在列表中查找数字集群 [英] Finding clusters of numbers in a list

查看:64
本文介绍了在列表中查找数字集群的处理方法,对大家解决问题具有一定的参考价值,需要的朋友们下面随着小编来一起学习吧!

问题描述

我为此感到困惑,因为我确定十几个for循环不是解决此问题的方法:

I'm struggling with that, since I'm sure that a dozen for-loops is not the solution for this problem:

有一个类似的数字列表

numbers = [123, 124, 128, 160, 167, 213, 215, 230, 245, 255, 257, 400, 401, 402, 430]

,我想创建一个包含数字列表的字典,其中数字的差(紧随其后)不超过15.因此输出为:

and I want to create a dict with lists of numbers, wherein the difference of the numbers (following each other) is not more than 15. So the output would be this:

clusters = {
    1 : [123, 124, 128],
    2 : [160, 167],
    3 : [213, 215, 230, 245, 255, 257],
    4 : [400, 401, 402],
    5 : [430]
}

我当前的解决方案有点难看(我必须在最后删除重复项……),我敢肯定它可以用pythonic方式完成.

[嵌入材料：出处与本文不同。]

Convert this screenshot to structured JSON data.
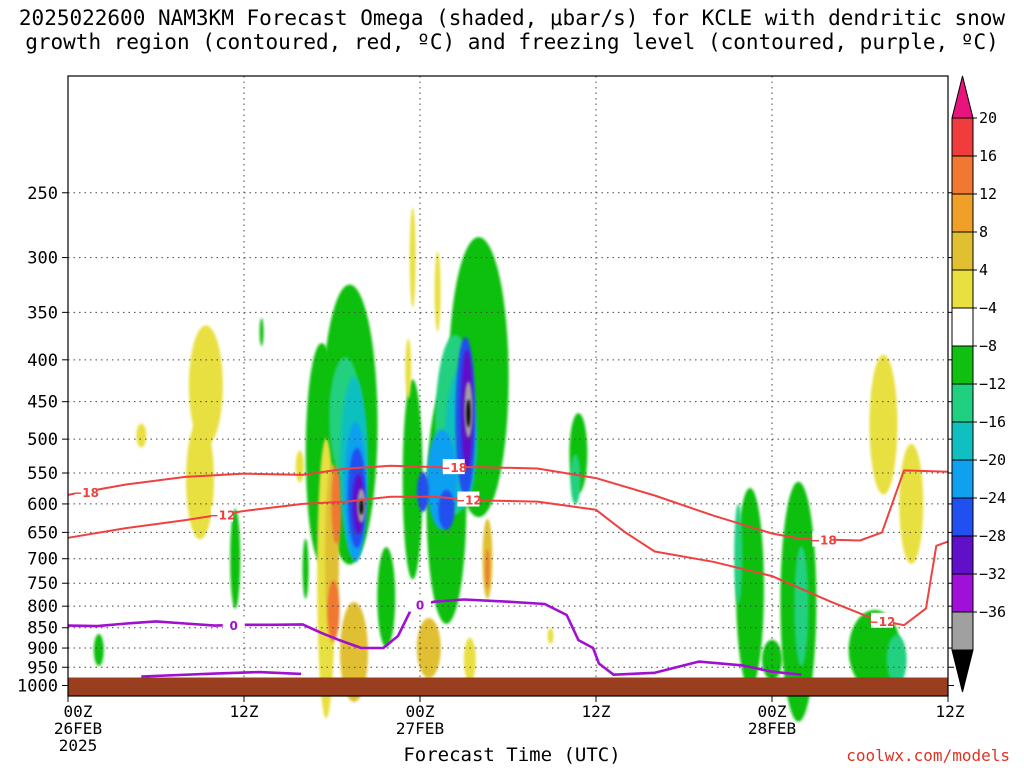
{
  "title": {
    "line1": "2025022600 NAM3KM Forecast Omega (shaded, μbar/s) for KCLE with dendritic snow",
    "line2": "growth region (contoured, red, ºC) and freezing level (contoured, purple, ºC)"
  },
  "xlabel": "Forecast Time (UTC)",
  "credit": "coolwx.com/models",
  "chart_data": {
    "type": "heatmap",
    "xlabel": "Forecast Time (UTC)",
    "ylabel": "",
    "x_unit": "forecast hour",
    "xlim": [
      0,
      60
    ],
    "ylim_hpa": [
      1030,
      180
    ],
    "y_scale": "log-pressure",
    "grid": true,
    "x_ticks": [
      {
        "hour": 0,
        "lines": [
          "00Z",
          "26FEB",
          "2025"
        ]
      },
      {
        "hour": 12,
        "lines": [
          "12Z"
        ]
      },
      {
        "hour": 24,
        "lines": [
          "00Z",
          "27FEB"
        ]
      },
      {
        "hour": 36,
        "lines": [
          "12Z"
        ]
      },
      {
        "hour": 48,
        "lines": [
          "00Z",
          "28FEB"
        ]
      },
      {
        "hour": 60,
        "lines": [
          "12Z"
        ]
      }
    ],
    "y_ticks": [
      250,
      300,
      350,
      400,
      450,
      500,
      550,
      600,
      650,
      700,
      750,
      800,
      850,
      900,
      950,
      1000
    ],
    "colorbar": {
      "levels": [
        -36,
        -32,
        -28,
        -24,
        -20,
        -16,
        -12,
        -8,
        -4,
        4,
        8,
        12,
        16,
        20
      ],
      "labels": [
        "20",
        "16",
        "12",
        "8",
        "4",
        "−4",
        "−8",
        "−12",
        "−16",
        "−20",
        "−24",
        "−28",
        "−32",
        "−36"
      ],
      "colors_top_to_bottom": [
        "#e8137c",
        "#f03c3c",
        "#f07830",
        "#f0a028",
        "#e0c030",
        "#e8e040",
        "#ffffff",
        "#10c010",
        "#20d080",
        "#10c0c0",
        "#10a0f0",
        "#2050f0",
        "#6010c8",
        "#a010d8",
        "#a0a0a0",
        "#000000"
      ]
    },
    "omega_blobs": [
      {
        "hour": 9.2,
        "p": 470,
        "value": 6
      },
      {
        "hour": 5.0,
        "p": 490,
        "value": 5
      },
      {
        "hour": 11.4,
        "p": 720,
        "value": -8
      },
      {
        "hour": 2.1,
        "p": 910,
        "value": -8
      },
      {
        "hour": 16.5,
        "p": 450,
        "value": -10
      },
      {
        "hour": 18.8,
        "p": 590,
        "value": -28
      },
      {
        "hour": 18.8,
        "p": 600,
        "value": -33
      },
      {
        "hour": 16.8,
        "p": 720,
        "value": 12
      },
      {
        "hour": 18.0,
        "p": 880,
        "value": 8
      },
      {
        "hour": 24.0,
        "p": 450,
        "value": -12
      },
      {
        "hour": 27.3,
        "p": 460,
        "value": -30
      },
      {
        "hour": 27.3,
        "p": 460,
        "value": -36
      },
      {
        "hour": 28.5,
        "p": 700,
        "value": 8
      },
      {
        "hour": 34.8,
        "p": 520,
        "value": -8
      },
      {
        "hour": 46.5,
        "p": 820,
        "value": -8
      },
      {
        "hour": 50.0,
        "p": 850,
        "value": -8
      },
      {
        "hour": 55.5,
        "p": 500,
        "value": 5
      },
      {
        "hour": 25.5,
        "p": 900,
        "value": 4
      }
    ],
    "isotherms": [
      {
        "name": "-18",
        "color": "#f04040",
        "label_hours": [
          1.2,
          26.3,
          51.5
        ],
        "hours": [
          0,
          4,
          8,
          12,
          16,
          19,
          22,
          25,
          28,
          32,
          36,
          40,
          44,
          48,
          50,
          54,
          55.5,
          57,
          60
        ],
        "pressure": [
          585,
          568,
          556,
          551,
          553,
          543,
          539,
          541,
          541,
          543,
          558,
          586,
          620,
          652,
          662,
          665,
          650,
          546,
          548
        ]
      },
      {
        "name": "-12",
        "color": "#f04040",
        "label_hours": [
          10.5,
          27.3,
          55.5
        ],
        "hours": [
          0,
          4,
          8,
          12,
          16,
          19,
          22,
          25,
          28,
          32,
          36,
          38,
          40,
          44,
          48,
          52,
          55,
          57,
          58.5,
          59.2,
          60
        ],
        "pressure": [
          660,
          642,
          628,
          612,
          600,
          596,
          588,
          588,
          594,
          596,
          610,
          650,
          686,
          706,
          735,
          790,
          830,
          844,
          805,
          675,
          667
        ]
      },
      {
        "name": "0",
        "color": "#a010d0",
        "label_hours": [
          11.3,
          24.0
        ],
        "hours": [
          0,
          2,
          4,
          6,
          8,
          10,
          12,
          14,
          16,
          17.3,
          18.5,
          20,
          21.5,
          22.5,
          23.5,
          25,
          27,
          30,
          32.5,
          34.0,
          34.8,
          35.8,
          36.2,
          37.2,
          40,
          43,
          46,
          48,
          50
        ],
        "pressure": [
          845,
          846,
          840,
          835,
          840,
          845,
          843,
          843,
          842,
          863,
          880,
          900,
          900,
          870,
          800,
          790,
          785,
          790,
          795,
          820,
          880,
          900,
          940,
          970,
          965,
          935,
          945,
          962,
          970
        ]
      }
    ],
    "freezing_level_surface_segment": {
      "hours": [
        5,
        10,
        13,
        15.9
      ],
      "pressure": [
        975,
        967,
        963,
        968
      ]
    }
  }
}
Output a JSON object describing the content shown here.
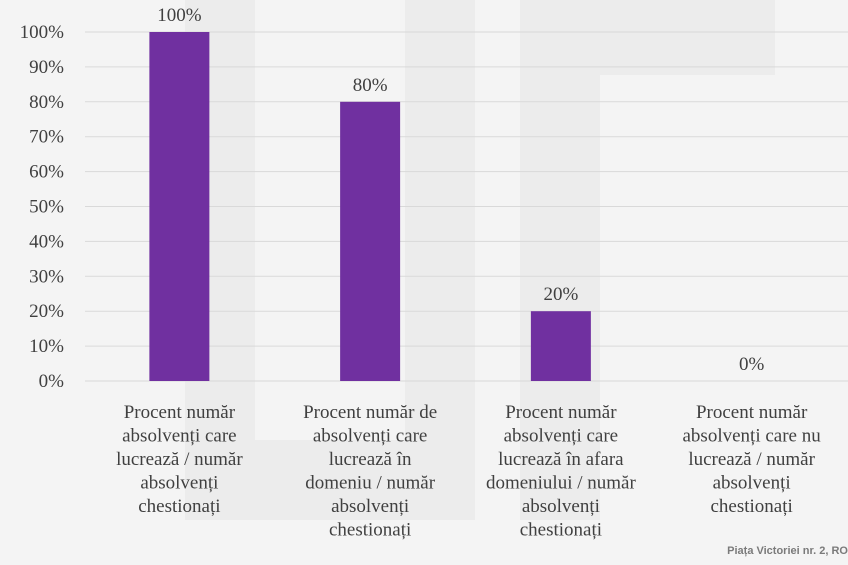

My current solution is a bit ugly (I have to remove duplicates at the end…), I'm sure it can be done in a pythonic way.

这就是我现在要做的:

clusters = {}  
dIndex = 0 
for i in range(len(numbers)-1) :
    if numbers[i+1] - numbers[i] <= 15 :
        if not clusters.has_key(dIndex) : clusters[dIndex] = []
        clusters[dIndex].append(numbers[i])
        clusters[dIndex].append(numbers[i+1])
    else : dIndex += 1

推荐答案

如果您的列表很小,则不是严格必要的,但是我可能会以流处理"的方式进行处理:定义一个生成器,使您的输入可迭代,并产生分组为数字的元素,这些元素之间的数字相差< =15.然后,您可以使用它轻松地生成字典.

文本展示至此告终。